El papa impulsa reuniones anuales de cardenales para consultar de manera directa y periódica a los principales líderes de la Iglesia católica, en lo que se perfila como un cambio profundo en el estilo de gobierno en el Vaticano. La decisión del pontífice busca reforzar la colegialidad, la transparencia y la participación del Colegio Cardenalicio en las decisiones más sensibles para la vida de la Iglesia universal.
Desde Ciudad del Vaticano, el portavoz Matteo Bruni informó que el papa León XIV quiere que los cardenales del mundo se reúnan en Roma una vez al año durante tres o cuatro días, en sesiones formales de consistorio. Estas reuniones permitirán abordar, cara a cara, temas doctrinales, pastorales y de administración, y ofrecerán al pontífice un mapa más claro de las realidades locales en todos los continentes.
Al cierre de su primer consistorio, el papa pidió a los purpurados regresar a Roma para una segunda sesión a finales de junio, con fechas propuestas del 27 al 28, justo antes de la festividad de los santos Pedro y Pablo, el 29 de ese mes. Con este calendario, el papa impulsa reuniones anuales de cardenales como parte estructural de su pontificado, no como encuentros excepcionales.
Del gobierno en círculo reducido a la consulta amplia de líderes
Durante el pontificado anterior, el papa Francisco redujo al mínimo los consistorios ampliados y prefirió apoyarse en un grupo reducido de nueve cardenales asesores. Ese modelo fue criticado por varios miembros del Colegio Cardenalicio, que reclamaban más espacios de participación y deliberación conjunta.
En las reuniones previas al cónclave que eligió a León XIV, algunos cardenales denunciaron un estilo de gobierno demasiado solitario y pidieron que el próximo pontífice reactivara los consistorios regulares. Ahora, el papa impulsa reuniones anuales de cardenales precisamente como respuesta a esas preocupaciones, intentando institucionalizar la escucha y la corresponsabilidad.

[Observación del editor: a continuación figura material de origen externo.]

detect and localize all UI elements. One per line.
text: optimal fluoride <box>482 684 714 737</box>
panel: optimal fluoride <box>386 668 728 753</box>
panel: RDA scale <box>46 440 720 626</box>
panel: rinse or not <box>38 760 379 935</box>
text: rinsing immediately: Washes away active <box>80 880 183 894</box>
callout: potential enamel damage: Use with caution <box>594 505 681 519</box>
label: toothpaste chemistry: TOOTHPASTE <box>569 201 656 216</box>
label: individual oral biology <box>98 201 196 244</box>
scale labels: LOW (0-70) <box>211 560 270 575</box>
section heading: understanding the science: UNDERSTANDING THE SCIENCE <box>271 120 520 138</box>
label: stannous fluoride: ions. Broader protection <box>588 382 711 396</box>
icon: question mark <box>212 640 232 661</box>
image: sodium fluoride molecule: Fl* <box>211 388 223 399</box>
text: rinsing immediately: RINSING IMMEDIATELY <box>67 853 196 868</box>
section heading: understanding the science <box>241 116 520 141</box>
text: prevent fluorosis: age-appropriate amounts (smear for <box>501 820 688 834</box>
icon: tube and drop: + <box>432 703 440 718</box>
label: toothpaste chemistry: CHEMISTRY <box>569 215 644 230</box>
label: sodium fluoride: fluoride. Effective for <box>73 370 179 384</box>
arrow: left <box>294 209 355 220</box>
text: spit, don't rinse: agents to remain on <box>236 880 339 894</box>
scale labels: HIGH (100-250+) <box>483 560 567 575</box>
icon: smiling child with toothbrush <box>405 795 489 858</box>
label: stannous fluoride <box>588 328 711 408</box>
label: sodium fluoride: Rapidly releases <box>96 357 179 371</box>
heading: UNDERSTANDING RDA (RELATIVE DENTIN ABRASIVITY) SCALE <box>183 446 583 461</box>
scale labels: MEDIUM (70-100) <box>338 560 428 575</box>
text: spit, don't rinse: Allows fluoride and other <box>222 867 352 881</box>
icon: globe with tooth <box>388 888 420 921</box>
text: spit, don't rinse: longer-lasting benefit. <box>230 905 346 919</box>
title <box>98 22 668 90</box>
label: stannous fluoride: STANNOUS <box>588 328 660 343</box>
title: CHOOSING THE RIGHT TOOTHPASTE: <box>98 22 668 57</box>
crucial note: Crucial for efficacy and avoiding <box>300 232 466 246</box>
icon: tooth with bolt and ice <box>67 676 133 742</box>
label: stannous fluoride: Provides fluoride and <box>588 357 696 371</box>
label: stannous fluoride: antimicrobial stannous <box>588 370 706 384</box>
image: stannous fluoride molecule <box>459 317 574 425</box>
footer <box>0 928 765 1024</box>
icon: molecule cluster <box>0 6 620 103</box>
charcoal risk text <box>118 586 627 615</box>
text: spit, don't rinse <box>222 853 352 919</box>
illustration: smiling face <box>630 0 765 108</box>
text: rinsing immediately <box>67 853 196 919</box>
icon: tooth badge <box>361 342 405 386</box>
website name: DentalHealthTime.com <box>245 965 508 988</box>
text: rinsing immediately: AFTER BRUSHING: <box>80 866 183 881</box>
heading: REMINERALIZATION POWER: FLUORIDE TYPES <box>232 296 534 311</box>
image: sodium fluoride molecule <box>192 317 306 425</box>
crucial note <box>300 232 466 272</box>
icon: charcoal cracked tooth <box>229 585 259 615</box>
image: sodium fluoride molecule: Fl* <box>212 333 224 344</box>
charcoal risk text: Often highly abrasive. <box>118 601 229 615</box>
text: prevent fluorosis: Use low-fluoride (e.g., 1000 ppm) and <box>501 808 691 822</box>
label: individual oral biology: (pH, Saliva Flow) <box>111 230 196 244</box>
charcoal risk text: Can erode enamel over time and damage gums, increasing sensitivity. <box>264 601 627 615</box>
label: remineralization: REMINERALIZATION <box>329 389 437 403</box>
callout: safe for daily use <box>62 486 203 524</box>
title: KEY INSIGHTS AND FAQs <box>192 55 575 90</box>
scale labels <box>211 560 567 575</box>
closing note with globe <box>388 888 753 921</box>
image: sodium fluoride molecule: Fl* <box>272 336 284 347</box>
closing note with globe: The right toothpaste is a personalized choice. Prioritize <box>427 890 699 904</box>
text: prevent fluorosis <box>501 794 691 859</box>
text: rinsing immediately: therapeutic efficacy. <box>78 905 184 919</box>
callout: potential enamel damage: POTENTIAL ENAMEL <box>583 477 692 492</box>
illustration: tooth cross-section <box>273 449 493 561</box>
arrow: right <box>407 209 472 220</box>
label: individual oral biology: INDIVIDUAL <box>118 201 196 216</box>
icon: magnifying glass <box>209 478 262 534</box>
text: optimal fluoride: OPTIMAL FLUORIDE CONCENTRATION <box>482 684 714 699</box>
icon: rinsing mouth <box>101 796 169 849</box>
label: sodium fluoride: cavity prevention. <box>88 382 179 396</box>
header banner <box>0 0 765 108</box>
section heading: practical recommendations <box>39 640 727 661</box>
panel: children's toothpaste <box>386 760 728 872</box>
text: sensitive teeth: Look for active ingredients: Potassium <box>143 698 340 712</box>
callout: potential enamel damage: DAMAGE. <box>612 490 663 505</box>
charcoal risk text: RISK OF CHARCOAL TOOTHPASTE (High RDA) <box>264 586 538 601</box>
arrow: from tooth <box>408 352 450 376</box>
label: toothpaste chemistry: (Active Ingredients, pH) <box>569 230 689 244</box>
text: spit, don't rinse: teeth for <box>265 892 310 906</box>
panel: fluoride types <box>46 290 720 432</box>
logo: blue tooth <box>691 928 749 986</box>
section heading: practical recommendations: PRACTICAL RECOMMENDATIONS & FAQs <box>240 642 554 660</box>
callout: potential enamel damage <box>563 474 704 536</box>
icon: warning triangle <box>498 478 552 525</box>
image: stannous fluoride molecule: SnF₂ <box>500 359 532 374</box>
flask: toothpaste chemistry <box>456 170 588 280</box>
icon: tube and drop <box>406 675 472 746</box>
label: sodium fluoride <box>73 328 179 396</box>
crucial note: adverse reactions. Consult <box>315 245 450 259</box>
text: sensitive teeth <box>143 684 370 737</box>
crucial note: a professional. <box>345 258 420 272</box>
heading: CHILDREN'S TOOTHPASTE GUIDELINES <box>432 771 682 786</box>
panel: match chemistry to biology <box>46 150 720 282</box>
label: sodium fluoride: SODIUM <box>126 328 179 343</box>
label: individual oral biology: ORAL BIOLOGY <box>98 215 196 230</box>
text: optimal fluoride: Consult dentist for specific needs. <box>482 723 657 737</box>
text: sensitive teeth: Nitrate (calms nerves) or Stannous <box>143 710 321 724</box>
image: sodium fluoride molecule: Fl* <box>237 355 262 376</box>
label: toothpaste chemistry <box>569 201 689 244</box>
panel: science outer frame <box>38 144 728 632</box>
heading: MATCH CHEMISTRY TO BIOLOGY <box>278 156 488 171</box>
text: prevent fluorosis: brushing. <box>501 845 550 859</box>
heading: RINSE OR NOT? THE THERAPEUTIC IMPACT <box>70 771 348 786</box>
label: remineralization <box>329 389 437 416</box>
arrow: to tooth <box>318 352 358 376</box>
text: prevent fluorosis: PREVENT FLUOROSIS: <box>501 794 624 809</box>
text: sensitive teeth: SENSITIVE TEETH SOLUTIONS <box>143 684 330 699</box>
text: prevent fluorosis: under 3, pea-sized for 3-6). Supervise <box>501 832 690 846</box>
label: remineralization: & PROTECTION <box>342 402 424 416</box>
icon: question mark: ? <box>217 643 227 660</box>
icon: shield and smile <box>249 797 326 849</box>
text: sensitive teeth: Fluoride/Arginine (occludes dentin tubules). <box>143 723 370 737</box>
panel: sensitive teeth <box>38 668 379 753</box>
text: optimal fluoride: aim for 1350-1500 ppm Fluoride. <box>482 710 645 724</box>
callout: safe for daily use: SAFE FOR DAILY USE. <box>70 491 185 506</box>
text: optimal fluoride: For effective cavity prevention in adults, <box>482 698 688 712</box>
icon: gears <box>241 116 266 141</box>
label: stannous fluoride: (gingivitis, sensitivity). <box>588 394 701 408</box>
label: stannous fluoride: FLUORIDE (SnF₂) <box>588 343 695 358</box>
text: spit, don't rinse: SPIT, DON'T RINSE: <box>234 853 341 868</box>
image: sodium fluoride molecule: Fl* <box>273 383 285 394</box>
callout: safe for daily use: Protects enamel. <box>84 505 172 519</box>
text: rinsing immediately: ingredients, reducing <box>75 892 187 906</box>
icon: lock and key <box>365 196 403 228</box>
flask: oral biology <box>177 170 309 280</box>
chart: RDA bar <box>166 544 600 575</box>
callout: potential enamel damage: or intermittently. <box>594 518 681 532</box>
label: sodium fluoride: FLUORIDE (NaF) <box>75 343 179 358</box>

El papa impulsa reuniones anuales de cardenales tras el Año Santo 2025
León XIV convocó su primer consistorio inmediatamente después de cerrar el Año Santo 2025, considerado el gran legado espiritual del pontificado anterior. Con ese gesto, marcó el inicio efectivo de su gobierno, una vez asumidas las obligaciones del Jubileo. Al anunciar que el papa impulsa reuniones anuales de cardenales, el Vaticano envía una señal de continuidad en la misión, pero de cambio en los métodos de gobierno interno.

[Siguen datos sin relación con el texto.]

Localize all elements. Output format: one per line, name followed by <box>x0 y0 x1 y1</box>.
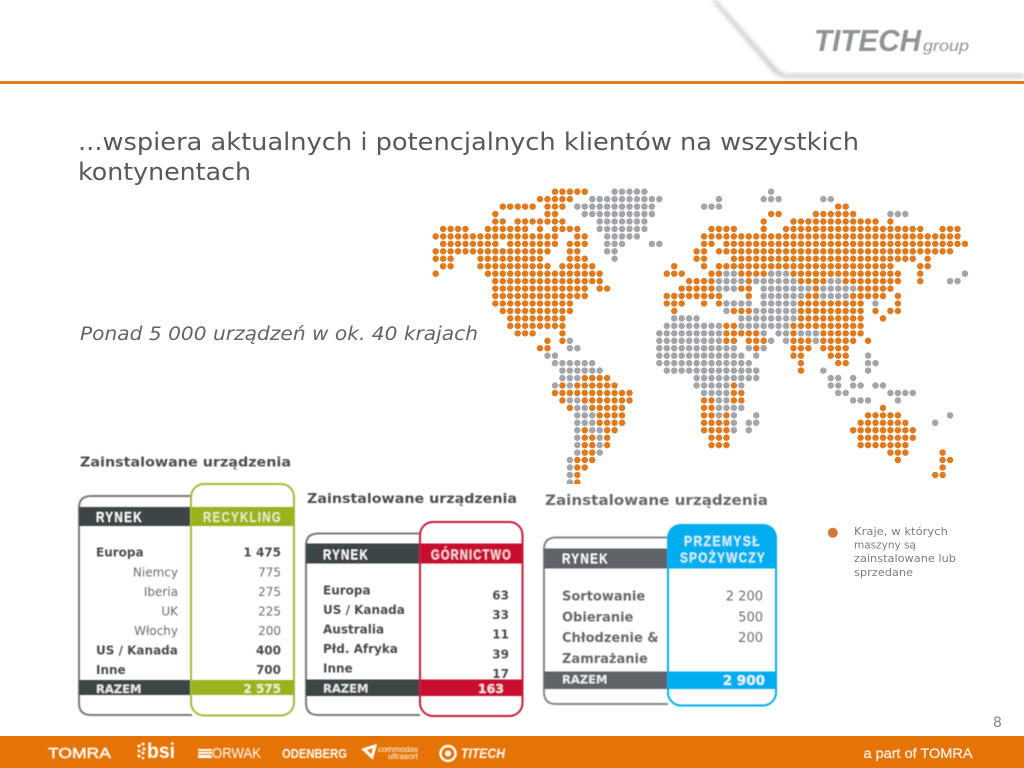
logo: commodas ultrasort: commodas <box>378 744 418 754</box>
logo: TITECH group: TITECH <box>814 23 922 58</box>
rows: Płd. Afryka <box>323 642 398 656</box>
rows: Niemcy <box>133 566 178 580</box>
logo: bsi: bsi <box>147 740 175 763</box>
world dot map <box>436 192 965 482</box>
table: przemysł spożywczy: SPOŻYWCZY <box>680 550 766 566</box>
logo: TITECH <box>440 746 505 761</box>
rows <box>96 546 281 677</box>
table: recykling: 2 575 <box>243 682 281 696</box>
header band <box>79 507 191 526</box>
legend text: zainstalowane lub <box>854 552 956 565</box>
outer frame <box>79 496 192 715</box>
rows: 200 <box>258 624 281 638</box>
rows: 775 <box>258 566 281 580</box>
rows: Australia <box>323 622 384 636</box>
footer band <box>544 672 668 689</box>
logo: TITECH: TITECH <box>461 746 505 761</box>
logo: commodas ultrasort: ultrasort <box>388 751 419 761</box>
rows: Chłodzenie & <box>562 631 659 646</box>
total row: RAZEM <box>323 682 368 696</box>
header swoosh <box>712 0 1024 78</box>
highlight column <box>191 484 294 716</box>
legend text: maszyny są <box>854 538 916 552</box>
title: kontynentach <box>78 158 251 186</box>
tagline: a part of TOMRA: a part of TOMRA <box>864 745 973 761</box>
rows: Europa <box>323 584 371 598</box>
rows: 2 200 <box>726 590 763 604</box>
rows <box>562 590 763 667</box>
rows: Europa <box>96 546 144 560</box>
footer band <box>306 680 420 696</box>
table: recykling <box>79 454 294 716</box>
legend text <box>854 525 956 579</box>
page number: 8 <box>993 715 1002 731</box>
rows: 400 <box>256 644 281 658</box>
footer band <box>0 736 1024 768</box>
table: recykling: RECYKLING <box>203 510 282 526</box>
highlight header fill <box>668 525 776 568</box>
table: przemysł spożywczy: PRZEMYSŁ <box>684 534 761 550</box>
rows: 275 <box>258 585 281 599</box>
rows <box>323 584 509 681</box>
footer logos <box>48 740 505 763</box>
legend <box>828 525 956 579</box>
orange header line <box>0 81 1024 84</box>
outer frame <box>306 534 420 715</box>
total row: RAZEM <box>562 672 607 686</box>
table: przemysł spożywczy <box>544 493 776 706</box>
rows: Inne <box>96 663 126 677</box>
rows: 1 475 <box>243 546 281 560</box>
logo: TOMRA: TOMRA <box>48 746 111 762</box>
outer frame <box>544 538 668 704</box>
rows: Iberia <box>144 585 178 599</box>
column headers: RYNEK <box>323 548 369 564</box>
rows: 700 <box>256 663 281 677</box>
legend text: Kraje, w których <box>854 525 948 538</box>
table: górnictwo: GÓRNICTWO <box>431 546 512 564</box>
rows: 500 <box>738 610 763 626</box>
rows: Zamrażanie <box>562 652 648 667</box>
rows: 17 <box>492 667 509 681</box>
highlight column <box>420 522 522 716</box>
rows: 63 <box>492 588 509 602</box>
header band <box>306 544 420 564</box>
rows: 11 <box>492 628 509 642</box>
logo: ORWAK: ORWAK <box>212 746 261 762</box>
orange dots <box>436 192 965 482</box>
rows: 200 <box>738 631 763 646</box>
table: górnictwo: 163 <box>478 681 504 696</box>
table heading: Zainstalowane urządzenia <box>80 454 291 470</box>
table heading: Zainstalowane urządzenia <box>545 493 768 509</box>
rows: 33 <box>492 608 509 622</box>
column headers: RYNEK <box>96 510 143 526</box>
title <box>78 128 859 186</box>
header band <box>544 548 668 568</box>
highlight column <box>668 525 776 706</box>
logo: TITECH group: group <box>923 38 969 55</box>
table: przemysł spożywczy: 2 900 <box>723 673 765 689</box>
subtitle: Ponad 5 000 urządzeń w ok. 40 krajach <box>80 324 478 345</box>
rows: US / Kanada <box>96 644 178 658</box>
footer band <box>79 680 191 695</box>
rows: UK <box>161 604 179 618</box>
table: górnictwo <box>306 491 523 716</box>
rows: Włochy <box>134 624 178 638</box>
column headers: RYNEK <box>562 552 609 568</box>
rows: Obieranie <box>562 610 634 626</box>
rows: Sortowanie <box>562 590 645 604</box>
rows: 225 <box>258 604 281 618</box>
title: ...wspiera aktualnych i potencjalnych klientów na wszystkich <box>78 128 859 156</box>
rows: Inne <box>323 662 353 676</box>
table heading: Zainstalowane urządzenia <box>307 491 517 507</box>
gray dots <box>547 192 965 482</box>
legend marker <box>828 528 838 538</box>
total row: RAZEM <box>96 682 141 696</box>
legend text: sprzedane <box>854 566 913 579</box>
rows: US / Kanada <box>323 603 405 617</box>
logo: ODENBERG: ODENBERG <box>282 746 347 761</box>
logo: commodas ultrasort <box>364 744 419 761</box>
rows: 39 <box>492 648 509 662</box>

El cardenal Stefen Brislin, arzobispo de Johannesburgo, destacó que la reunión también sirvió para que muchos cardenales se conocieran mejor, ya que varios provienen de países lejanos y rara vez viajan a Roma. Durante el cónclave, algunos habían advertido que ese desconocimiento mutuo complicaba el discernimiento a la hora de elegir nuevo papa.
Impacto para la Iglesia católica y desafíos en debate
Con este paso, el papa impulsa reuniones anuales de cardenales que podrían convertirse en un espacio clave para tratar asuntos como la crisis de vocaciones, la gestión de abusos, el papel de las mujeres en la Iglesia y los retos de la secularización en Europa y América Latina. Al concentrar a cardenales de todos los continentes, el Vaticano espera recibir diagnósticos más completos y propuestas concretas desde contextos tan diversos como África, Asia, América y Oceanía.
Analistas de temas vaticanos señalan que la iniciativa refuerza la idea de sinodalidad y consulta permanente, sin alterar la autoridad final del papa. Para muchos observadores, el hecho de que el papa impulsa reuniones anuales de cardenales indica que León XIV busca un estilo menos personalista y más colegiado, dando voz a quienes serán, en el futuro, los electores de su sucesor.
Perspectivas a futuro
Mientras se confirman las fechas exactas del próximo encuentro en junio, en el Vaticano se trabaja en la agenda temática y en los documentos de trabajo que se presentarán al Colegio Cardenalicio. Lo que ya está claro es que, al establecer de forma estable que el papa impulsa reuniones anuales de cardenales para consultar a los líderes de la Iglesia, León XIV fija una ruta de mayor diálogo interno, con impacto directo en la toma de decisiones que afectan a más de mil millones de fieles en todo el mundo.